Your confusion arises from an incorrect reading of event coordinates. It is a frequent beginner's mistake, so it's worth it to trace its roots step by step. Here's how:
1) Representing events: Every point in the Minkovski diagram represents an event. The same point represents the event both in the unprimed and in the primed frames. That is, we do not associate different points to a given event in order to represent it relative to different frames. This means your event A is always represented by point A. Point B is an entirely different event, relative to both the primed and the unprimed frames.
2) Event coordinates: The coordinates of a given event in one frame or another must be read off the corresponding coordinate axes. For the unprimed frame, the coordinates are read by orthogonal projections onto the $x$ and $ct$ axes, while for the primed frame we must read them by means of skew projections parallel to the $x'$ and $ct'$ axes respectively. When you read the coordinates of event A in the primed frame, the AB line you drew is meant to show that the $ct'$ coordinate of A is read along the $ct'$ axis at point B, not that A is observed at B. To see why, consider the $x'$ coordinate for A and B: A will have a negative $x'_A < 0$, while B occurs at $x'_B = 0$. On the other hand, it is absolutely true that in the primed frame events A and B occur simultaneously, at time $ct'_0 = ct'_A = ct'_B$. So the primed frame sees event A at $(x'_A < 0, ct'_0)$ and event B at $(0, ct'_0)$.

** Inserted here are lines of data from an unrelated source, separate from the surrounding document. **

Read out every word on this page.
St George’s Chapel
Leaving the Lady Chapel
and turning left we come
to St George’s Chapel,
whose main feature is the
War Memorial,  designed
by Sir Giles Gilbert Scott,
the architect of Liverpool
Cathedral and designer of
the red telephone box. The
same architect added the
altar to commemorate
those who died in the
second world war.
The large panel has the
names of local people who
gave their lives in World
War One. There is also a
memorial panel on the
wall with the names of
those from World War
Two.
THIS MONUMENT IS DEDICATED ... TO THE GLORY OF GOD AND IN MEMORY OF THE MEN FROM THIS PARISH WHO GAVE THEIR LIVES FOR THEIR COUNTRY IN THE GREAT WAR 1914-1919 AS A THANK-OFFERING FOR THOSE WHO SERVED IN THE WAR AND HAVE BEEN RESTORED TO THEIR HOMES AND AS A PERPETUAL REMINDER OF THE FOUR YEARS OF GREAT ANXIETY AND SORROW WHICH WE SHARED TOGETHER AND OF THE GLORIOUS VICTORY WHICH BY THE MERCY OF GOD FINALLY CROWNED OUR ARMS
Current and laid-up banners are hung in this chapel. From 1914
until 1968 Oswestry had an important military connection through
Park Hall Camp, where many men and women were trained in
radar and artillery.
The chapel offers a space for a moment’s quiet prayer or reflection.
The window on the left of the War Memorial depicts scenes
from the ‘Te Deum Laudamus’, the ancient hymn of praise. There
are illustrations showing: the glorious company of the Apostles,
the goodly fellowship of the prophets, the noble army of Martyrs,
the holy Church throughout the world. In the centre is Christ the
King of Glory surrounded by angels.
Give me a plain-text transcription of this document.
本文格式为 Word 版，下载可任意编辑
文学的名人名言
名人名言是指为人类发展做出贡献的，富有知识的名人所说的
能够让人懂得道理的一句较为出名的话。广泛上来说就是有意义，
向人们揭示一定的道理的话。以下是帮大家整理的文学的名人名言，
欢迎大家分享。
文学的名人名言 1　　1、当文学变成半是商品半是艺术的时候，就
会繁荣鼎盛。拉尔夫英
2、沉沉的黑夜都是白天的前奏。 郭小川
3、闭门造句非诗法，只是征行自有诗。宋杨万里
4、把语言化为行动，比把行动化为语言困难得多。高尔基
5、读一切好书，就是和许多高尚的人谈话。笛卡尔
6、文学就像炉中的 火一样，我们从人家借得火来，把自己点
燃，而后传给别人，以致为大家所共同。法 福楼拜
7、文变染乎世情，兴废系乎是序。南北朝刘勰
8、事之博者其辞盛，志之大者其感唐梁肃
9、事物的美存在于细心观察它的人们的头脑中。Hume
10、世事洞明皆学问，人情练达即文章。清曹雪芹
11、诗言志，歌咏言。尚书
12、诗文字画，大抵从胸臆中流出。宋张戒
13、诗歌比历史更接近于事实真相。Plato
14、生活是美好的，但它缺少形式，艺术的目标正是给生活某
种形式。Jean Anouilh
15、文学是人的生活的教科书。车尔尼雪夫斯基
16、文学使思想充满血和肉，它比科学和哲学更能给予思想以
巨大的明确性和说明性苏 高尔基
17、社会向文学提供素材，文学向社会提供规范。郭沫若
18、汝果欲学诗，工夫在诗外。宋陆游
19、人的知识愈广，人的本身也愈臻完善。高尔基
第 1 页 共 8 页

3) Answer to PART 1: if m1 observes event A at unprimed coordinates, then m2 also observes event A, albeit at primed coordinates, but definitely not at event B. Likewise, if m2 observes event B, m1 also observes event B, but at the corresponding unprimed coordinates read off the $x$ and $ct$ axes. Event C is completely different from events A and B. To m2, A and B are simultaneous, but occur at different positions along $x'$. To m1, B and C are simultaneous, but occur at different positions on $x$, while A and C occur at the same position $x=0$, but at different times. You are correct though when you say that to m1, B lies in the future of A, since $ct_B > ct_A$, while C lies in the future of B, since $ct_C > ct_B$.
4) PART 2 gets a similar treatment.
5) About one frame being able to see into the other's past and future: this is formally correct and amounts to relativity of simultaneity. Take event O at the common origin. Events at different positions along $x$ that appear to m1 simultaneous with O actually are observed at different times by m2. Some may be in m2's past relative to O, some may be in his future. This doesn't mean that m1 can inform O about his future or vice-versa: the speed of light limit prevents it, but that is another story.
I think you were looking for an answer to your previous question on representing time dilation in the Minkowski diagram via a geometric construction. If so, you may want to use 2 diagrams, one as above with the unprimed frame as stationary, the other with the primed frame as stationary. If you insist on showing mutual time dilation on the same diagram, then you might want to consider a variant called the Loedel diagram (it is said Max Born used it too). It has the advantage that the coordinate axes for the 2 frames are symmetric, although both become skew.